Enovix Aktie: Ex-Apple-Manager Vyvoda neuer Betriebschef
Veröffentlicht am: 26.07.2026 um 16:52 Uhr | Redaktion boerse-global.de
Enovix-Aktien fielen am Freitag auf 3,44 Euro. Ein neues 52-Wochen-Tief für den Batteriehersteller. Damit hat das Papier binnen eines Jahres rund drei Viertel seines Wertes verloren.
Der 14-Tage-RSI liegt bei 28,9. Das deutet auf eine technisch überverkaufte Aktie hin. Trotzdem läuft operativ mehr als der Kurs vermuten lässt.
Wachstum trifft auf Kursverfall
Enovix stellt Silizium-Anoden-Batterien her. Im ersten Quartal 2026 stieg der Umsatz um 49 Prozent auf 7,6 Millionen Dollar. Das Unternehmen meldet zudem zum sechsten Mal in Folge einen positiven Bruttogewinn.
Der Auftragsbestand für in Korea gefertigte Produkte liegt bei über 130 Millionen Dollar. Parallel laufen Fertigungsprogramme für Smart-Glasses, Smartphones, Drohnen und Verteidigungsanwendungen an. Die Verluste bleiben trotzdem bestehen.
Neuer Betriebschef, neuer Termin
Enovix hat Michael Vyvoda zum Chief Operating Officer ernannt. Vyvoda war zuvor Director of Product Operations bei Apple. Er übernimmt die globale Fertigungsausweitung, die Lieferkette und das Operations Engineering für die Werke in Malaysia und Südkorea, unterstützt von der Forschung in Indien.
Als die Personalie bekannt wurde, schoss die Aktie zeitweise deutlich nach oben. Investoren begrüßten die zusätzliche Fertigungsexpertise in einer entscheidenden Phase des Produktionshochlaufs.
Der zweite Termin folgt kurz danach: Enovix legt die Zahlen zum zweiten Quartal 2026 am Mittwoch, den 12. August 2026, nach Börsenschluss vor.

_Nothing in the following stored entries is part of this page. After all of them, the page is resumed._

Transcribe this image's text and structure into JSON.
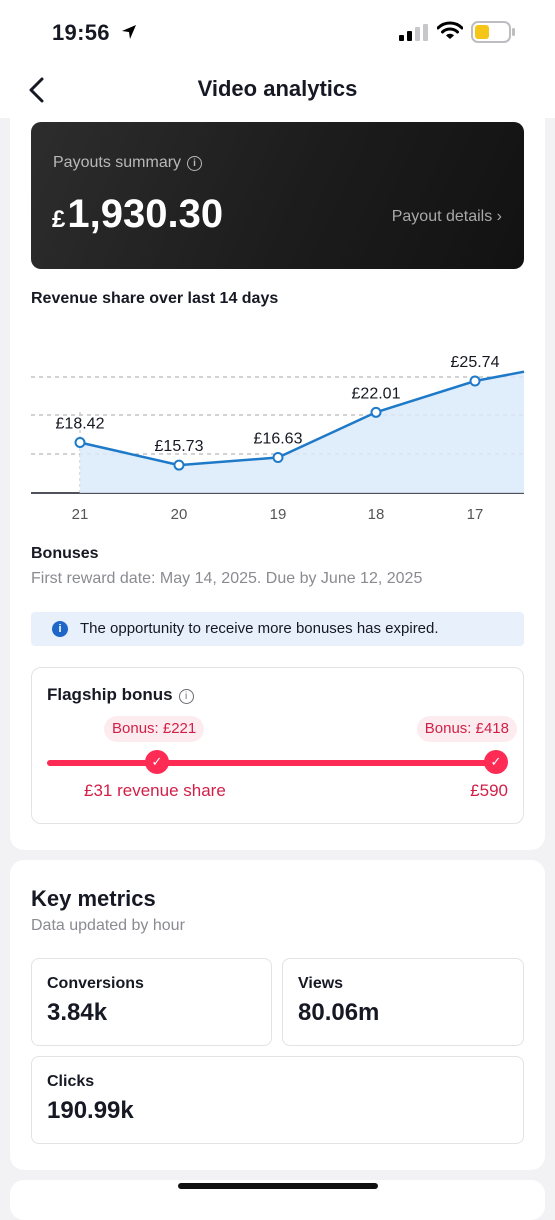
{
  "status": {
    "time": "19:56"
  },
  "nav": {
    "title": "Video analytics"
  },
  "payout": {
    "label": "Payouts summary",
    "currency": "£",
    "amount": "1,930.30",
    "details_link": "Payout details ›"
  },
  "chart_data": {
    "type": "area",
    "title": "Revenue share over last 14 days",
    "categories": [
      "21",
      "20",
      "19",
      "18",
      "17"
    ],
    "series": [
      {
        "values": [
          18.42,
          15.73,
          16.63,
          22.01,
          25.74
        ]
      }
    ],
    "data_labels": [
      "£18.42",
      "£15.73",
      "£16.63",
      "£22.01",
      "£25.74"
    ],
    "grid": true,
    "colors": {
      "line": "#1e7ac8",
      "fill": "#dbeafa"
    }
  },
  "bonuses": {
    "title": "Bonuses",
    "subtitle": "First reward date: May 14, 2025. Due by June 12, 2025",
    "notice": "The opportunity to receive more bonuses has expired."
  },
  "flagship": {
    "title": "Flagship bonus",
    "milestones": [
      {
        "bonus": "Bonus: £221",
        "threshold": "£31 revenue share",
        "completed": true
      },
      {
        "bonus": "Bonus: £418",
        "threshold": "£590",
        "completed": true
      }
    ]
  },
  "key_metrics": {
    "title": "Key metrics",
    "subtitle": "Data updated by hour",
    "items": [
      {
        "label": "Conversions",
        "value": "3.84k"
      },
      {
        "label": "Views",
        "value": "80.06m"
      },
      {
        "label": "Clicks",
        "value": "190.99k"
      }
    ]
  },
  "colors": {
    "accent": "#fe2c55",
    "info": "#1f66c9"
  }
}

Im Anschluss folgt eine Telefonkonferenz zu Geschäftsentwicklung, Kommerzialisierung und operativen Meilensteinen. Im Fokus dürfte erneut der Fortschritt bei der Smartphone-Qualifizierung stehen — ein Thema, das den Kurs in den vergangenen Monaten wiederholt bewegt hat.
Analysten senken Ziele, bleiben aber konstruktiv
Mehrere Analysten haben ihre Kursziele gesenkt, ohne ihre grundsätzlich positive Einschätzung aufzugeben. Ein Kursziel wanderte von 25 auf 16 Dollar nach unten. Begründet wird das mit einem langsameren Smartphone-Umsatzhochlauf als erwartet und der Sorge, die Konsens-Prognosen für 2026 könnten zu optimistisch sein.
Selbst nach dieser Kürzung liegt das Kursziel weit über dem aktuellen Handelsniveau. Die Lücke zwischen Analystenmodellen und Marktpreis ist damit eher größer als kleiner geworden.
Bis zum Zahlentermin im August stehen keine weiteren unternehmensspezifischen Ereignisse an. Kursbewegungen dürften daher stärker von der allgemeinen Marktstimmung und der technischen Lage rund um das aktuelle Tief abhängen. Ob die neue Betriebsführung und der Quartalsbericht den Abwärtstrend stoppen können, entscheidet sich frühestens mit den Zahlen am 12. August.